Kepulauan Aru, SNN.com - Badan Pemeriksa Keuangan Republik Indonesia (BPK RI) menemukan kelebihan pembayaran uang muka dari Pemerintah Daerah Kabupaten Kepulauan Aru, Provinsi Maluku kepada kontraktor pelaksana 7 proyek fisik Tahun Anggaran 2018.
Nilainya 3.061.112.500 *(Tiga Milyar Enam Puluh Satu Juta, Seratus Dua Belas Ribu, Lima Ratus Rupiah)*
Ketujuh proyek fisik bermasalah yang uang mukanya bermasalah dan mesti dikembalikan oleh pihak ke tiga dalam hal ini kontraktor pelaksana kepada Negara melalui Pemkab Aru masing - masing, Pekerjaan pemeliharaan berkala jalan tersebar dalam kota Dobo, Pekerjaan pembangunan Puskesmas Jambu Air, Pekerjaan peningkatan struktur dan kapasitas jalan Depnaker-Durjela, Pembangunan tambatan Perahu Dusun Sabersijo, pembangunan Drainase kawasan Kampung Trangan, Pembangunan Jembatan penghubung Sipur Pantai Kompleks Marlasi, dan Pembangunan Jembatan penghubung Fanan Jaya.
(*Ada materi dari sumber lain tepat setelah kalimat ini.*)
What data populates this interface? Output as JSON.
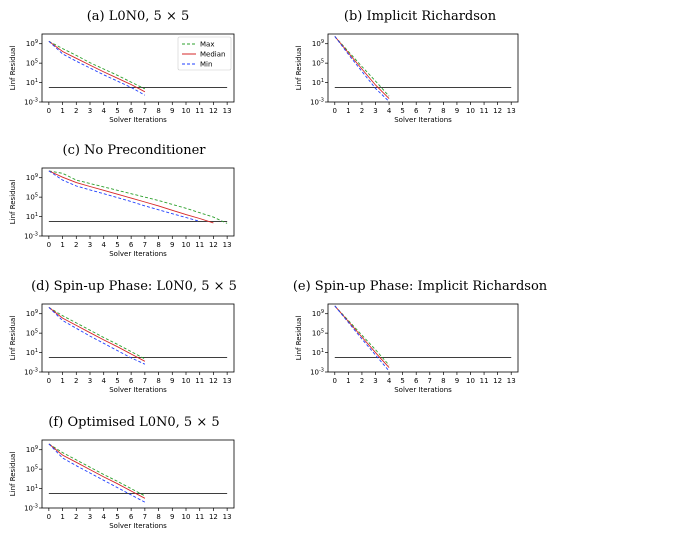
{
  "chart_data": [
    {
      "type": "line",
      "title": "(a) L0N0, 5 × 5",
      "xlabel": "Solver Iterations",
      "ylabel": "Linf Residual",
      "yscale": "log",
      "xlim": [
        -0.5,
        13.5
      ],
      "ylim_exp": [
        -3,
        11
      ],
      "xticks": [
        "0",
        "1",
        "2",
        "3",
        "4",
        "5",
        "6",
        "7",
        "8",
        "9",
        "10",
        "11",
        "12",
        "13"
      ],
      "yticks": [
        "10^9",
        "10^5",
        "10^1",
        "10^-3"
      ],
      "legend": {
        "placement": "upper right",
        "entries": [
          "Max",
          "Median",
          "Min"
        ]
      },
      "threshold_exp": 0,
      "series": [
        {
          "name": "Max",
          "color": "#2ca02c",
          "dash": "dashed",
          "x": [
            0,
            1,
            2,
            3,
            4,
            5,
            6,
            7
          ],
          "y_exp": [
            9.5,
            8.0,
            6.6,
            5.1,
            3.8,
            2.5,
            1.1,
            -0.3
          ]
        },
        {
          "name": "Median",
          "color": "#d62728",
          "dash": "solid",
          "x": [
            0,
            1,
            2,
            3,
            4,
            5,
            6,
            7
          ],
          "y_exp": [
            9.5,
            7.4,
            6.0,
            4.6,
            3.2,
            1.9,
            0.6,
            -0.9
          ]
        },
        {
          "name": "Min",
          "color": "#1f3fff",
          "dash": "dashed",
          "x": [
            0,
            1,
            2,
            3,
            4,
            5,
            6,
            7
          ],
          "y_exp": [
            9.5,
            6.9,
            5.4,
            4.0,
            2.6,
            1.3,
            0.0,
            -1.6
          ]
        }
      ]
    },
    {
      "type": "line",
      "title": "(b) Implicit Richardson",
      "xlabel": "Solver Iterations",
      "ylabel": "Linf Residual",
      "yscale": "log",
      "xlim": [
        -0.5,
        13.5
      ],
      "ylim_exp": [
        -3,
        11
      ],
      "xticks": [
        "0",
        "1",
        "2",
        "3",
        "4",
        "5",
        "6",
        "7",
        "8",
        "9",
        "10",
        "11",
        "12",
        "13"
      ],
      "yticks": [
        "10^9",
        "10^5",
        "10^1",
        "10^-3"
      ],
      "threshold_exp": 0,
      "series": [
        {
          "name": "Max",
          "color": "#2ca02c",
          "dash": "dashed",
          "x": [
            0,
            1,
            2,
            3,
            4
          ],
          "y_exp": [
            10.5,
            7.4,
            4.3,
            1.3,
            -1.8
          ]
        },
        {
          "name": "Median",
          "color": "#d62728",
          "dash": "solid",
          "x": [
            0,
            1,
            2,
            3,
            4
          ],
          "y_exp": [
            10.5,
            7.1,
            3.8,
            0.5,
            -2.3
          ]
        },
        {
          "name": "Min",
          "color": "#1f3fff",
          "dash": "dashed",
          "x": [
            0,
            1,
            2,
            3,
            4
          ],
          "y_exp": [
            10.5,
            6.8,
            3.3,
            -0.2,
            -2.9
          ]
        }
      ]
    },
    {
      "type": "line",
      "title": "(c) No Preconditioner",
      "xlabel": "Solver Iterations",
      "ylabel": "Linf Residual",
      "yscale": "log",
      "xlim": [
        -0.5,
        13.5
      ],
      "ylim_exp": [
        -3,
        11
      ],
      "xticks": [
        "0",
        "1",
        "2",
        "3",
        "4",
        "5",
        "6",
        "7",
        "8",
        "9",
        "10",
        "11",
        "12",
        "13"
      ],
      "yticks": [
        "10^9",
        "10^5",
        "10^1",
        "10^-3"
      ],
      "threshold_exp": 0,
      "series": [
        {
          "name": "Max",
          "color": "#2ca02c",
          "dash": "dashed",
          "x": [
            0,
            1,
            2,
            3,
            4,
            5,
            6,
            7,
            8,
            9,
            10,
            11,
            12,
            13
          ],
          "y_exp": [
            10.4,
            9.9,
            8.5,
            7.8,
            7.1,
            6.4,
            5.7,
            5.0,
            4.3,
            3.5,
            2.7,
            1.8,
            0.9,
            -0.4
          ]
        },
        {
          "name": "Median",
          "color": "#d62728",
          "dash": "solid",
          "x": [
            0,
            1,
            2,
            3,
            4,
            5,
            6,
            7,
            8,
            9,
            10,
            11,
            12
          ],
          "y_exp": [
            10.4,
            9.1,
            8.0,
            7.2,
            6.4,
            5.6,
            4.8,
            4.0,
            3.2,
            2.3,
            1.4,
            0.6,
            -0.3
          ]
        },
        {
          "name": "Min",
          "color": "#1f3fff",
          "dash": "dashed",
          "x": [
            0,
            1,
            2,
            3,
            4,
            5,
            6,
            7,
            8,
            9,
            10,
            11
          ],
          "y_exp": [
            10.4,
            8.5,
            7.3,
            6.5,
            5.7,
            4.9,
            4.1,
            3.2,
            2.4,
            1.6,
            0.8,
            0.0
          ]
        }
      ]
    },
    {
      "type": "line",
      "title": "(d) Spin-up Phase: L0N0, 5 × 5",
      "xlabel": "Solver Iterations",
      "ylabel": "Linf Residual",
      "yscale": "log",
      "xlim": [
        -0.5,
        13.5
      ],
      "ylim_exp": [
        -3,
        11
      ],
      "xticks": [
        "0",
        "1",
        "2",
        "3",
        "4",
        "5",
        "6",
        "7",
        "8",
        "9",
        "10",
        "11",
        "12",
        "13"
      ],
      "yticks": [
        "10^9",
        "10^5",
        "10^1",
        "10^-3"
      ],
      "threshold_exp": 0,
      "series": [
        {
          "name": "Max",
          "color": "#2ca02c",
          "dash": "dashed",
          "x": [
            0,
            1,
            2,
            3,
            4,
            5,
            6,
            7
          ],
          "y_exp": [
            10.3,
            8.6,
            7.1,
            5.6,
            4.1,
            2.7,
            1.2,
            -0.3
          ]
        },
        {
          "name": "Median",
          "color": "#d62728",
          "dash": "solid",
          "x": [
            0,
            1,
            2,
            3,
            4,
            5,
            6,
            7
          ],
          "y_exp": [
            10.3,
            8.1,
            6.6,
            5.1,
            3.6,
            2.2,
            0.7,
            -0.8
          ]
        },
        {
          "name": "Min",
          "color": "#1f3fff",
          "dash": "dashed",
          "x": [
            0,
            1,
            2,
            3,
            4,
            5,
            6,
            7
          ],
          "y_exp": [
            10.3,
            7.6,
            6.0,
            4.4,
            2.9,
            1.4,
            -0.1,
            -1.4
          ]
        }
      ]
    },
    {
      "type": "line",
      "title": "(e) Spin-up Phase: Implicit Richardson",
      "xlabel": "Solver Iterations",
      "ylabel": "Linf Residual",
      "yscale": "log",
      "xlim": [
        -0.5,
        13.5
      ],
      "ylim_exp": [
        -3,
        11
      ],
      "xticks": [
        "0",
        "1",
        "2",
        "3",
        "4",
        "5",
        "6",
        "7",
        "8",
        "9",
        "10",
        "11",
        "12",
        "13"
      ],
      "yticks": [
        "10^9",
        "10^5",
        "10^1",
        "10^-3"
      ],
      "threshold_exp": 0,
      "series": [
        {
          "name": "Max",
          "color": "#2ca02c",
          "dash": "dashed",
          "x": [
            0,
            1,
            2,
            3,
            4
          ],
          "y_exp": [
            10.6,
            7.6,
            4.6,
            1.6,
            -1.6
          ]
        },
        {
          "name": "Median",
          "color": "#d62728",
          "dash": "solid",
          "x": [
            0,
            1,
            2,
            3,
            4
          ],
          "y_exp": [
            10.6,
            7.4,
            4.2,
            1.0,
            -2.1
          ]
        },
        {
          "name": "Min",
          "color": "#1f3fff",
          "dash": "dashed",
          "x": [
            0,
            1,
            2,
            3,
            4
          ],
          "y_exp": [
            10.6,
            7.2,
            3.8,
            0.5,
            -2.8
          ]
        }
      ]
    },
    {
      "type": "line",
      "title": "(f) Optimised L0N0, 5 × 5",
      "xlabel": "Solver Iterations",
      "ylabel": "Linf Residual",
      "yscale": "log",
      "xlim": [
        -0.5,
        13.5
      ],
      "ylim_exp": [
        -3,
        11
      ],
      "xticks": [
        "0",
        "1",
        "2",
        "3",
        "4",
        "5",
        "6",
        "7",
        "8",
        "9",
        "10",
        "11",
        "12",
        "13"
      ],
      "yticks": [
        "10^9",
        "10^5",
        "10^1",
        "10^-3"
      ],
      "threshold_exp": 0,
      "series": [
        {
          "name": "Max",
          "color": "#2ca02c",
          "dash": "dashed",
          "x": [
            0,
            1,
            2,
            3,
            4,
            5,
            6,
            7
          ],
          "y_exp": [
            10.2,
            8.4,
            6.9,
            5.4,
            3.9,
            2.5,
            1.0,
            -0.5
          ]
        },
        {
          "name": "Median",
          "color": "#d62728",
          "dash": "solid",
          "x": [
            0,
            1,
            2,
            3,
            4,
            5,
            6,
            7
          ],
          "y_exp": [
            10.2,
            7.9,
            6.4,
            4.9,
            3.4,
            2.0,
            0.5,
            -1.0
          ]
        },
        {
          "name": "Min",
          "color": "#1f3fff",
          "dash": "dashed",
          "x": [
            0,
            1,
            2,
            3,
            4,
            5,
            6,
            7
          ],
          "y_exp": [
            10.2,
            7.3,
            5.7,
            4.2,
            2.7,
            1.2,
            -0.3,
            -1.8
          ]
        }
      ]
    }
  ]
}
Ironisnya, kendati Pemkab Aru telah berulang kali memperingati pihak ketiga yang menangani ketujuh proyek fisik tersebut namun pihak ketiga seakan acuh.
Faktanya hingga saat ini apa yang menjadi temuan BPK RI terhadap kerugian negara yang diakibatkan oleh ulah ketujuh kontraktor pelaksana terhadap tujuh proyek fisik di daerah berjuluk bumi Jar Garia itu belum juga disetor ke negara.
Menanggapinya, Elisa Warkor salah satu kader Partai Hanura angkat bicara. Politisi muda asal Aru tengah ini mendesak Pemkab setempat untuk memproses hukum ketujuh kontraktor yang menangani ketujuh proyek fisik Tahun Anggaran 2018 tersebut.
"Ya, terkait dengan hubungan kerja sama antara kontraktor, saya mengasumsikan bahwa hubungan kerja sama tersebut terikat dalam suatu perjanjian kerja sama yang mengatur hak dan kewajiban para pihak yang mengikatkan diri. Hal mana diatur dalam Pasal 1338 Kitab Undang–Undang Hukum Perdata (“KUHPer”) yang berbunyi, segala perjanjian yang dibuat secara sah, berlaku sebagai undang-undang bagi mereka yang membuatnya. Jadi kalau sampai saat ini mereka tidak peduli, ya diproses hukum saja," tandasnya, Minggu (18/12/2022).
Lebih lanjut kata dia, dengan telah mengikatkan diri dalam suatu perjanjian, sebagaimana dalam Pasal 1234 KUHPer maka tiap-tiap perikatan adalah untuk memberikan sesuatu, untuk berbuat sesuatu atau untuk tidak berbuat sesuatu.
Berdasarkan hal sebagaimana tersebut di atas, terkait dengan ketidak pedulian ketujuh kontraktor yang menangani tujuh proyek fisik Tahun 2018 di Aru ini adalah suatu keadaan tidak dipenuhinya suatu perikatan (wanprestasi).
"Nah, salah satu cara untuk memberikan efek jerah, Pemkab harus ambil langkah hukum berdasarkan ketentuan Pasal 1243 KUHPer adalah menuntut penggantian biaya, ganti rugi dan bunga karena ketujuh kontraktor nakal ini tidak menaati suatu perikatan perjanjian kerja dengan cara mengajukan gugatan wanprestasi ke Pengadilan Negeri setempat," tandasnya lagi.